Singhadurbar Badalne Sangharsha (सिंह दरबार बदल्ने सङ्घर्स)
- Author: Lal Babu Pandit
- Original title: सिंह दरबार बदल्ने सङ्घर्स
- Language: Nepali
- Subject: Politics of Nepal
- Genre: Autobiography
- Set in: Nepal
- Published: 2017
- Publisher: Nepa Laya Publication
- Publication place: Nepal
- Pages: 100
- ISBN: 9789937909075

= Singhadurbar Badalne Sangharsha =

2017 autobiography by Lal Babu Pandit

Singhadurbar Badalne Sangharsha (English:Struggle to Change Singha Durbar) is Nepalese autobiography Political Non-fiction book written by Nepalese politician Lal Babu Pandit originally published in 2017 under the banner of Publication company Nepa Laya Publication.

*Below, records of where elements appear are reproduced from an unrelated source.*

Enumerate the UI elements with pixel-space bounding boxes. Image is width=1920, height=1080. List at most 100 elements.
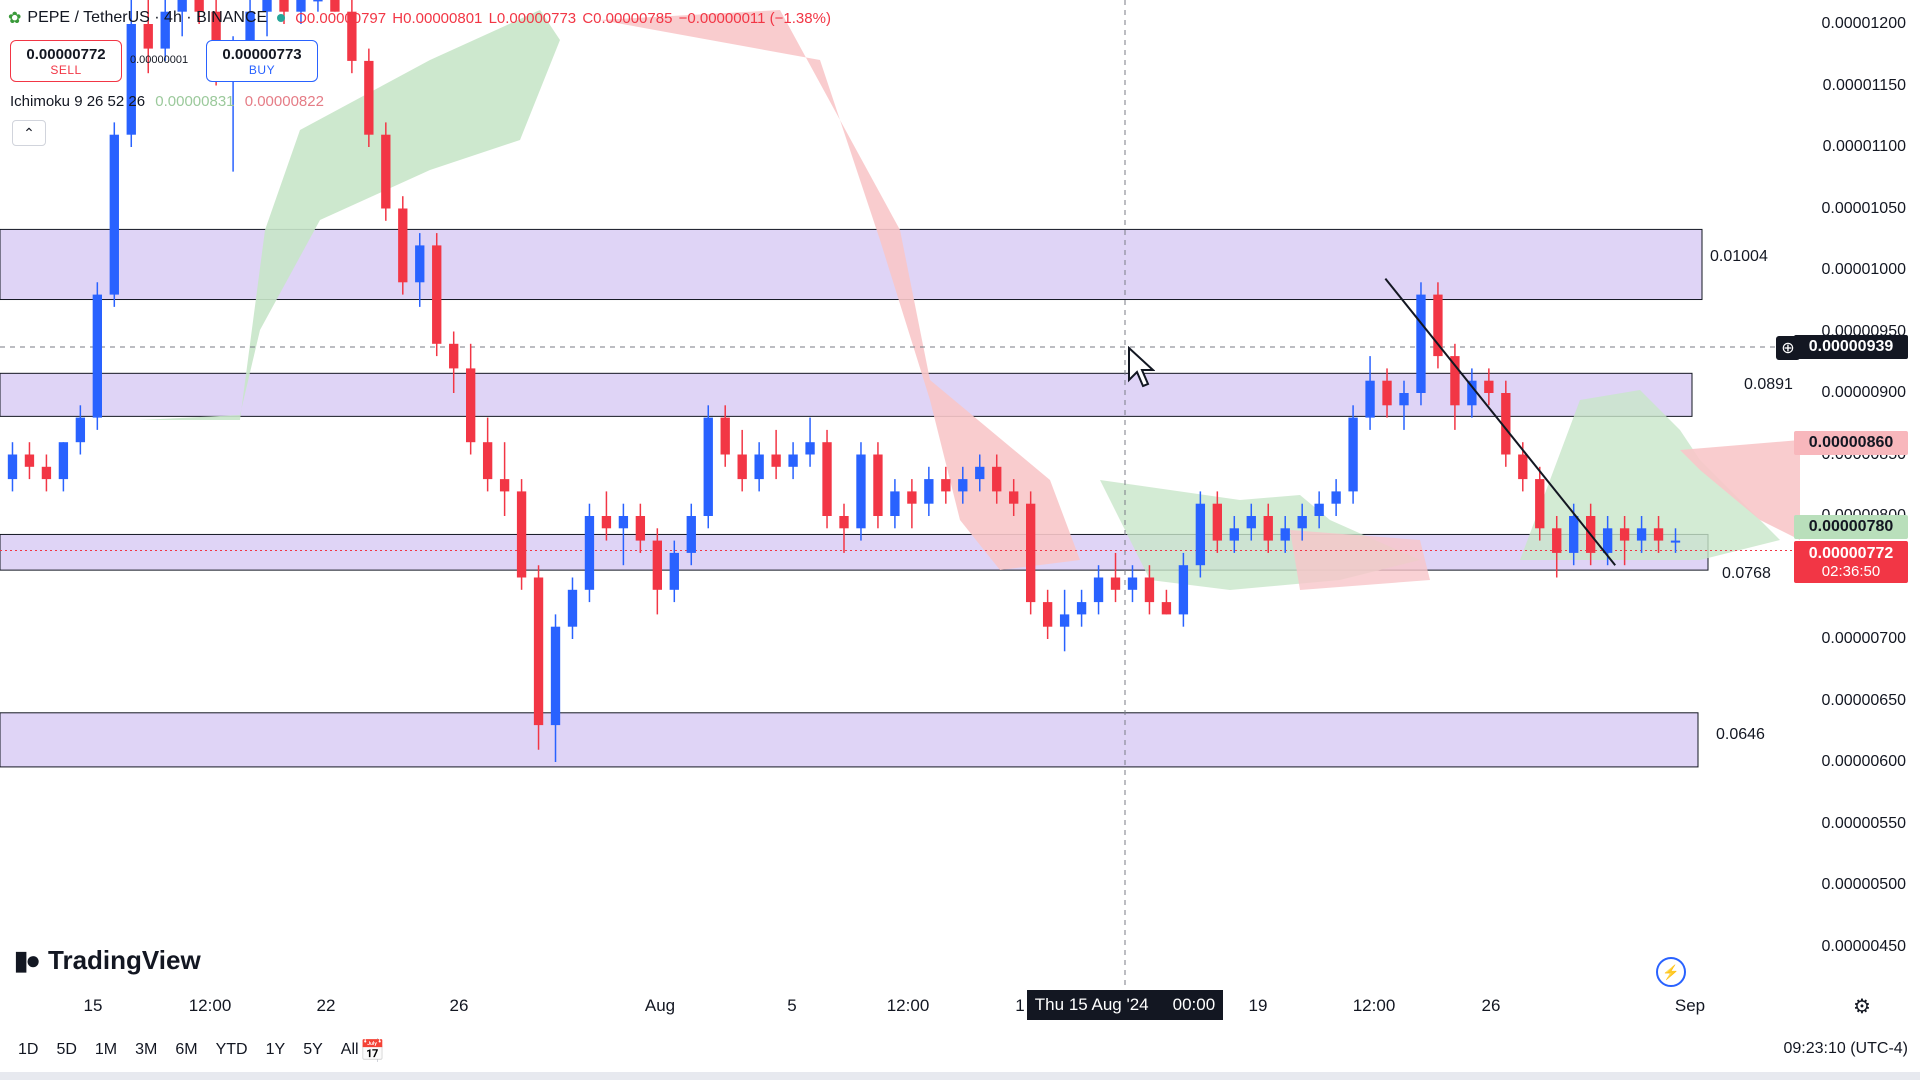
crosshair-price-badge: 0.00000939 [1794,335,1908,359]
candle-body [1670,540,1681,543]
candle-body [533,577,544,726]
candle-body [1636,528,1647,541]
candle-body [415,245,425,283]
candle-body [449,343,459,369]
range-button-ytd[interactable]: YTD [215,1041,248,1058]
range-button-1m[interactable]: 1M [94,1041,118,1058]
chevron-up-icon: ⌃ [23,124,35,141]
candle-body [1399,393,1409,406]
time-tick-label: 12:00 [188,996,232,1015]
candle-body [516,491,527,578]
candle-body [856,454,866,529]
candle-body [364,60,374,135]
candle-body [1619,528,1630,541]
range-button-5d[interactable]: 5D [56,1041,77,1058]
cloud-top-badge: 0.00000860 [1794,431,1908,455]
candle-body [1348,417,1358,492]
candle-body [109,134,119,295]
candle-body [1161,602,1172,615]
candle-body [1026,503,1036,603]
cloud-red-3 [1680,440,1800,540]
settings-icon[interactable]: ⚙ [1853,996,1871,1018]
candle-body [347,11,357,61]
zone-1 [0,228,1703,301]
candle-body [262,0,272,12]
candle-body [754,454,764,480]
collapse-legend-button[interactable]: ⌃ [12,120,46,146]
cloud-green-3 [1520,390,1780,560]
candle-body [1535,479,1545,529]
candle-body [975,466,985,480]
range-button-all[interactable]: All [340,1041,359,1058]
price-tick-label: 0.00000600 [1821,753,1906,770]
change-value: −0.00000011 (−1.38%) [678,9,831,27]
tradingview-logo[interactable]: ▮● TradingView [14,945,201,976]
zone-2 [0,372,1693,417]
candle-body [1552,528,1562,553]
candle-body [296,0,306,12]
candle-body [381,134,391,209]
price-tick-label: 0.00000900 [1821,384,1906,401]
candle-body [24,454,35,467]
candle-body [601,516,612,529]
zone-label-2: 0.0891 [1744,376,1793,393]
candle-body [822,442,832,516]
time-tick-label: 19 [1248,996,1268,1015]
time-tick-label: 12:00 [886,996,930,1015]
market-status-icon [277,14,286,22]
indicator-name: Ichimoku 9 26 52 26 [10,93,146,110]
high-value: H0.00000801 [392,9,483,27]
clock-readout[interactable]: 09:23:10 (UTC-4) [1783,1040,1909,1057]
price-tick-label: 0.00000700 [1821,630,1906,647]
candle-body [1009,491,1019,504]
candle-body [771,454,781,467]
brand-name: TradingView [48,945,201,975]
buy-button[interactable]: 0.00000773 BUY [206,40,318,82]
candle-body [1365,380,1375,418]
candle-body [652,540,662,590]
sell-label: SELL [50,62,82,77]
candle-body [1450,356,1460,406]
mouse-cursor-icon [1128,346,1155,388]
candle-body [1602,528,1613,553]
range-button-1y[interactable]: 1Y [265,1041,286,1058]
candle-body [737,454,747,480]
candle-body [432,245,442,344]
candle-body [1127,577,1138,590]
range-button-6m[interactable]: 6M [175,1041,198,1058]
last-price-badge: 0.00000772 02:36:50 [1794,541,1908,583]
candle-body [398,208,408,283]
lightning-icon[interactable]: ⚡ [1656,957,1686,987]
crosshair-hour: 00:00 [1172,995,1216,1014]
price-tick-label: 0.00000450 [1821,937,1906,955]
sell-button[interactable]: 0.00000772 SELL [10,40,122,82]
indicator-value-2: 0.00000822 [244,93,324,110]
indicator-legend[interactable]: Ichimoku 9 26 52 26 0.00000831 0.0000082… [10,93,324,110]
candle-body [313,0,323,2]
range-button-1d[interactable]: 1D [18,1041,39,1058]
zone-label-3: 0.0768 [1722,565,1771,582]
candle-body [75,417,86,443]
candle-body [1263,516,1273,541]
cloud-red-1 [600,10,1080,570]
price-tick-label: 0.00001100 [1822,138,1906,155]
price-tick-label: 0.00001150 [1822,76,1906,94]
range-button-3m[interactable]: 3M [135,1041,158,1058]
candle-body [567,589,578,627]
range-toolbar: 1D 5D 1M 3M 6M YTD 1Y 5Y All [0,1032,1920,1068]
chart-scrollbar[interactable] [0,1072,1920,1080]
candle-body [1484,380,1494,393]
candle-body [279,0,289,12]
candle-body [7,454,18,480]
time-tick-label: 12:00 [1352,996,1396,1015]
candle-body [958,479,968,492]
crosshair-time-badge: Thu 15 Aug '24 00:00 [1027,990,1223,1020]
calendar-icon[interactable]: 📅 [360,1040,385,1062]
candle-body [788,454,798,467]
candle-body [1518,454,1528,480]
range-button-5y[interactable]: 5Y [303,1041,323,1058]
candle-body [907,491,917,504]
pepe-logo-icon: ✿ [8,10,22,27]
symbol-title[interactable]: PEPE / TetherUS · 4h · BINANCE [27,9,268,26]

Singhadurbar Badalne Sangharsha describes the story of politician Lal Babu Pandit with his 40 years of experience in Politics career and he is known mostly for fighting the corruption and malpractice throughout Nepal also Pandit has set an example of good politician throughout Nepal.

== Synopsis ==
Lal Babu Pandit is a politician who has been referred as a good politician and fighting for the honesty to remark about his politics he has written a book about changing the parliament of Nepal. The book starts with Pandit getting a call from CPN (UML) to inform him he has been nominated for the ministerial post. The book also talks about the story of movement with late Madan Bhandari and his student life with his family.

== Release ==
Singhadurbar Badalne Sangharsha was released to the public on 14 November 2017 with price of Rs.325. When releasing the book the author said "‘I saw corruption and malpractices rampant everywhere after I became a minister and hence I thought the process of change needs to start from within" and "I have sincerely put forward the work carried out during my tenure as a minister." in an interview with Kantipur.